Making sure our customer data is secure is always our top priority at GoDaddy. For our Websites + Marketing platform, this protection starts with leveraging the built-in at-rest encryption that AWS provides for S3 and DDB data. We then take the additional step of using application-level encryption with automatic key rotation for any sensitive customer or website information to make sure private customer data can’t be read, even if it’s somehow accessed.

Distributed Denial-of-Service

The most common attack that we face as a hosting provider is a distributed denial-of-service (DDoS) attack. This is when a bad actor or set of bad actors attempts to overwhelm our system by spamming us with lots of requests from a variety of IP addresses. Typically, these attacks are directed against a particular domain in an attempt to take down the targeted website. Our hosting platform uses a number of strategies to mitigate these attacks and keep our customers’ websites up and available to their users.

The first defense against attack occurs at the edge, where we have enabled AWS Shield Advanced on our Global Accelerator endpoints. This service automatically detects and protects against the most common infrastructure layer DDoS attacks. Stopping abuse at the edge is critical as it prevents these attacks from hitting our application servers and affecting our ability to serve legitimate customer traffic.

Of course Shield Advanced can’t detect and block all illegitimate traffic, so some of it will make its way to our application. Using the Application Auto Scaling functionality of Amazon ECS allows us to quickly scale out our application capacity in any region at any time. This can help us absorb bursts of traffic, both legitimate and abusive alike. We configured Warm Pools to make sure that the scale out happens quickly and seamlessly, allowing us to absorb additional traffic when it occurs, and rapidly scale back in once it recedes.

Scale out occurs when our application servers are under increased load, causing CPU and memory usage to increase and trigger the expansion. Our application is constantly monitoring the amount of traffic it receives from different client endpoints, and tracks any traffic that seems to be generating more than a reasonable quantity of requests. If we detect an IP or set of IPs appearing to generate a considerable load, we have the ability to block these specific bad actors at the edge and to make sure they are not able to compromise application access for legitimate clients.

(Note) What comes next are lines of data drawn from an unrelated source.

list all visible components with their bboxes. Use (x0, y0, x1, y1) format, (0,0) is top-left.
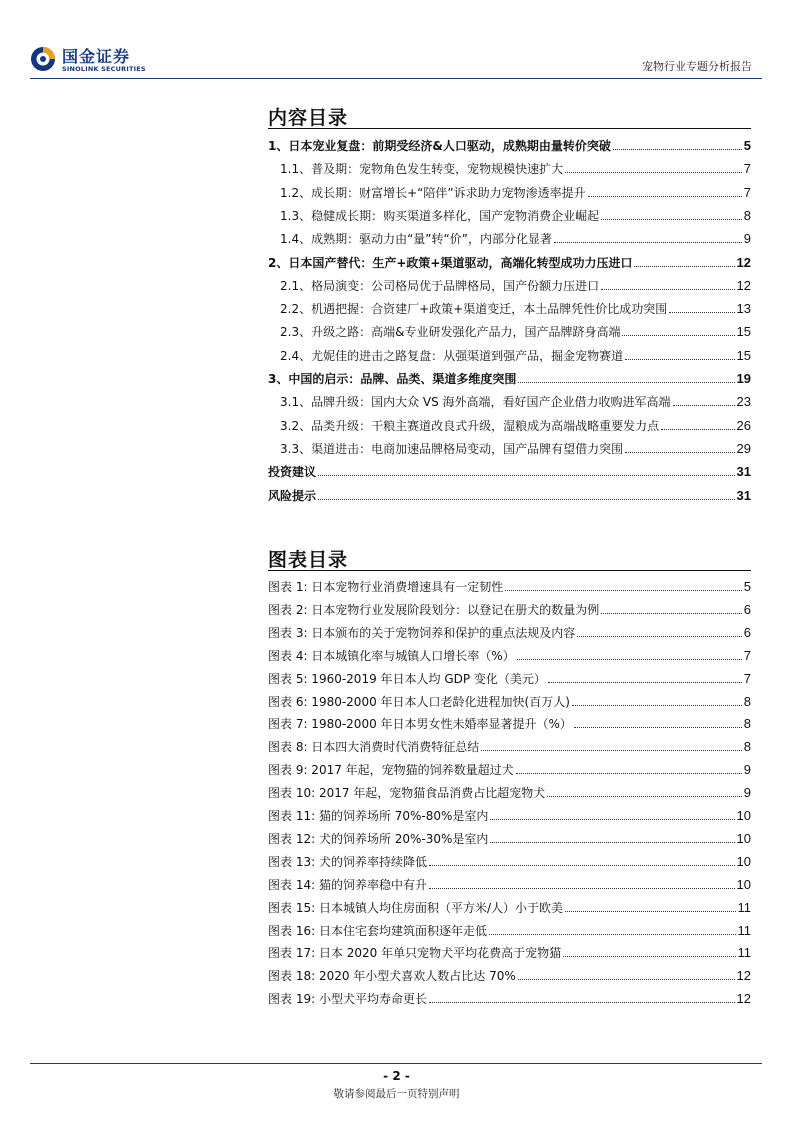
figure-entry[interactable] (268, 644, 751, 664)
dot-leader (622, 335, 734, 336)
figure-entry-title: 图表 10: 2017 年起，宠物猫食品消费占比超宠物犬 (268, 786, 546, 801)
figure-entry-title: 图表 1: 日本宠物行业消费增速具有一定韧性 (268, 580, 504, 594)
logo-chinese-name: 国金证券 (62, 47, 131, 66)
dot-leader (669, 312, 734, 313)
figure-entry[interactable] (268, 941, 751, 961)
toc-entry[interactable] (268, 484, 751, 504)
toc-entry-title: 1、日本宠业复盘：前期受经济&人口驱动，成熟期由量转价突破 (268, 139, 611, 153)
figure-entry-title: 图表 9: 2017 年起，宠物猫的饲养数量超过犬 (268, 763, 514, 778)
dot-leader (518, 979, 735, 980)
toc-entry-title: 1.2、成长期：财富增长+“陪伴”诉求助力宠物渗透率提升 (280, 185, 586, 200)
toc-entry-title: 2.3、升级之路：高端&专业研发强化产品力，国产品牌跻身高端 (280, 325, 621, 340)
dot-leader (577, 636, 741, 637)
dot-leader (429, 1002, 735, 1003)
toc-entry-title: 2、日本国产替代：生产+政策+渠道驱动，高端化转型成功力压进口 (268, 255, 633, 270)
toc-entry-title: 投资建议 (268, 465, 317, 480)
figure-entry-title: 图表 13: 犬的饲养率持续降低 (268, 854, 427, 869)
figure-entry[interactable] (268, 781, 751, 801)
footer-divider (30, 1063, 762, 1064)
toc-entry[interactable] (268, 367, 751, 387)
toc-entry[interactable] (280, 320, 751, 340)
figure-entry-page: 11 (737, 945, 751, 961)
page-header (0, 0, 793, 80)
toc-entry-title: 3、中国的启示：品牌、品类、渠道多维度突围 (268, 372, 517, 386)
toc-entry[interactable] (280, 414, 751, 434)
dot-leader (634, 266, 734, 267)
dot-leader (490, 819, 734, 820)
dot-leader (613, 149, 742, 150)
logo-english-name: SINOLINK SECURITIES (62, 65, 146, 73)
figure-entry-title: 图表 17: 日本 2020 年单只宠物犬平均花费高于宠物猫 (268, 946, 562, 961)
figure-entry[interactable] (268, 919, 751, 939)
toc-entry-page: 31 (736, 487, 751, 503)
figure-entry-page: 7 (743, 670, 751, 686)
figure-entry-page: 6 (743, 601, 751, 617)
toc-entry-page: 7 (743, 161, 751, 177)
toc-entry[interactable] (268, 251, 751, 271)
figure-entry-page: 8 (743, 739, 751, 755)
figure-entry[interactable] (268, 827, 751, 847)
figure-entry-page: 8 (743, 716, 751, 732)
page-number: - 2 - (383, 1069, 410, 1083)
toc-entry[interactable] (268, 134, 751, 154)
toc-entry-page: 7 (743, 184, 751, 200)
figure-entry[interactable] (268, 712, 751, 732)
figure-entry-title: 图表 18: 2020 年小型犬喜欢人数占比达 70% (268, 969, 516, 984)
dot-leader (565, 911, 736, 912)
toc-entry[interactable] (268, 460, 751, 480)
toc-entry[interactable] (280, 297, 751, 317)
figure-entry-page: 10 (736, 808, 751, 823)
figure-entry[interactable] (268, 621, 751, 641)
dot-leader (548, 682, 742, 683)
figure-entry[interactable] (268, 873, 751, 893)
figure-entry-page: 7 (743, 647, 751, 663)
figure-entry-page: 10 (736, 853, 751, 869)
figure-entry-title: 图表 14: 猫的饲养率稳中有升 (268, 877, 427, 892)
header-divider (30, 78, 762, 79)
dot-leader (673, 405, 735, 406)
figure-entry-page: 8 (743, 693, 751, 709)
figure-entry-page: 11 (737, 899, 751, 915)
report-title: 宠物行业专题分析报告 (642, 60, 752, 73)
figure-entry[interactable] (268, 896, 751, 916)
figures-title-rule (268, 570, 751, 571)
figure-entry[interactable] (268, 598, 751, 618)
figure-entry[interactable] (268, 735, 751, 755)
toc-entry-page: 31 (736, 464, 751, 480)
dot-leader (516, 773, 742, 774)
contents-title-rule (268, 128, 751, 129)
figure-entry-page: 10 (736, 876, 751, 892)
figure-entry-title: 图表 15: 日本城镇人均住房面积（平方米/人）小于欧美 (268, 900, 563, 915)
sinolink-logo (30, 44, 150, 74)
figure-entry-page: 6 (743, 624, 751, 640)
figure-entry-title: 图表 2: 日本宠物行业发展阶段划分：以登记在册犬的数量为例 (268, 602, 600, 617)
toc-entry[interactable] (280, 390, 751, 410)
dot-leader (625, 359, 734, 360)
figure-entry-title: 图表 19: 小型犬平均寿命更长 (268, 992, 427, 1007)
figures-title: 图表目录 (268, 549, 349, 571)
figure-entry[interactable] (268, 690, 751, 710)
toc-entry[interactable] (280, 227, 751, 247)
toc-entry-title: 风险提示 (268, 488, 317, 503)
dot-leader (318, 475, 735, 476)
toc-entry-page: 29 (736, 440, 751, 456)
figure-entry[interactable] (268, 850, 751, 870)
figure-entry[interactable] (268, 964, 751, 984)
toc-entry-page: 15 (736, 347, 751, 363)
sinolink-logo-icon (30, 46, 56, 72)
dot-leader (661, 429, 734, 430)
toc-entry-title: 1.3、稳健成长期：购买渠道多样化，国产宠物消费企业崛起 (280, 208, 600, 223)
dot-leader (554, 242, 742, 243)
toc-entry[interactable] (280, 344, 751, 364)
figure-entry[interactable] (268, 667, 751, 687)
dot-leader (490, 842, 734, 843)
figure-entry-page: 11 (737, 922, 751, 938)
figure-entry-title: 图表 12: 犬的饲养场所 20%-30%是室内 (268, 831, 489, 846)
toc-entry[interactable] (280, 437, 751, 457)
toc-entry-page: 23 (736, 394, 751, 410)
dot-leader (601, 219, 742, 220)
dot-leader (574, 727, 742, 728)
dot-leader (481, 750, 741, 751)
figure-entry-page: 5 (743, 579, 751, 594)
figure-entry-title: 图表 16: 日本住宅套均建筑面积逐年走低 (268, 923, 487, 938)
figure-entry-title: 图表 5: 1960-2019 年日本人均 GDP 变化（美元） (268, 671, 546, 686)
figure-entry[interactable] (268, 758, 751, 778)
dot-leader (601, 289, 734, 290)
toc-entry-title: 3.3、渠道进击：电商加速品牌格局变动，国产品牌有望借力突围 (280, 441, 624, 456)
contents-title: 内容目录 (268, 107, 349, 129)
dot-leader (489, 934, 736, 935)
toc-entry[interactable] (280, 157, 751, 177)
figure-entry[interactable] (268, 804, 751, 824)
toc-entry-page: 15 (736, 324, 751, 340)
toc-entry-page: 19 (736, 371, 751, 386)
dot-leader (601, 613, 741, 614)
toc-entry-page: 13 (736, 301, 751, 317)
figure-entry-page: 9 (743, 762, 751, 778)
toc-entry-page: 9 (743, 231, 751, 247)
figure-entry-page: 12 (736, 968, 751, 984)
toc-entry-page: 5 (743, 138, 751, 153)
toc-entry[interactable] (280, 181, 751, 201)
toc-entry-page: 8 (743, 207, 751, 223)
toc-entry[interactable] (280, 274, 751, 294)
toc-entry-title: 2.4、尤妮佳的进击之路复盘：从强渠道到强产品，掘金宠物赛道 (280, 348, 624, 363)
dot-leader (517, 659, 742, 660)
dot-leader (565, 172, 742, 173)
figure-entry-page: 10 (736, 830, 751, 846)
toc-entry-title: 3.2、品类升级：干粮主赛道改良式升级，湿粮成为高端战略重要发力点 (280, 418, 660, 433)
toc-entry-title: 3.1、品牌升级：国内大众 VS 海外高端，看好国产企业借力收购进军高端 (280, 395, 671, 410)
toc-entry-page: 12 (736, 277, 751, 293)
figure-entry-title: 图表 7: 1980-2000 年日本男女性未婚率显著提升（%） (268, 717, 572, 732)
dot-leader (547, 796, 741, 797)
figure-entry-title: 图表 8: 日本四大消费时代消费特征总结 (268, 740, 480, 755)
footer-disclaimer: 敬请参阅最后一页特别声明 (333, 1088, 460, 1100)
toc-entry-title: 2.2、机遇把握：合资建厂+政策+渠道变迁，本土品牌凭性价比成功突围 (280, 302, 668, 317)
figure-entry-page: 12 (736, 991, 751, 1007)
toc-entry[interactable] (280, 204, 751, 224)
figure-entry-title: 图表 11: 猫的饲养场所 70%-80%是室内 (268, 809, 489, 823)
dot-leader (572, 705, 742, 706)
dot-leader (318, 499, 735, 500)
dot-leader (588, 196, 742, 197)
figure-entry[interactable] (268, 575, 751, 595)
dot-leader (563, 956, 735, 957)
dot-leader (429, 865, 735, 866)
figure-entry-title: 图表 4: 日本城镇化率与城镇人口增长率（%） (268, 648, 515, 663)
dot-leader (505, 590, 741, 591)
figure-entry-page: 9 (743, 785, 751, 801)
figure-entry-title: 图表 6: 1980-2000 年日本人口老龄化进程加快(百万人) (268, 694, 570, 709)
figure-entry[interactable] (268, 987, 751, 1007)
toc-entry-page: 26 (736, 417, 751, 433)
dot-leader (625, 452, 734, 453)
figure-entry-title: 图表 3: 日本颁布的关于宠物饲养和保护的重点法规及内容 (268, 625, 576, 640)
toc-entry-page: 12 (736, 254, 751, 270)
dot-leader (518, 382, 734, 383)
toc-entry-title: 1.4、成熟期：驱动力由“量”转“价”，内部分化显著 (280, 232, 552, 247)
toc-entry-title: 2.1、格局演变：公司格局优于品牌格局，国产份额力压进口 (280, 278, 600, 293)
dot-leader (429, 888, 735, 889)
toc-entry-title: 1.1、普及期：宠物角色发生转变，宠物规模快速扩大 (280, 162, 564, 177)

In practice, what we’ve seen with large-scale attacks is our application quickly scales out to absorb the load. As we begin to identify the bad actors and start blocking them at the edge, the traffic begins to fall at the application layer. Typically within an hour, our scale-in occurs and operations are back to normal with no negative impact on our legitimate traffic performance metrics.

Results and conclusion

Our Websites + Marketing hosting platform running in AWS is serving millions of websites to tens of millions of customers around the globe with excellent reliability and performance. Below you can see our Availability and Response Time metrics over the last 7 and 30 day periods based on our monitoring using Site24x7:

Site24x7 7 Day Results
Site24x7 30 Day Results

Based on performance data from Is my host fast yet?, we are the fastest host that is being tracked:

isMyHostFastYet Results

It’s clear based on our results that AWS provided us with the tools necessary to build a best-in-class web hosting platform. We continue to monitor and improve our application and infrastructure to provide the very best foundation upon which our customers can build successful online ventures.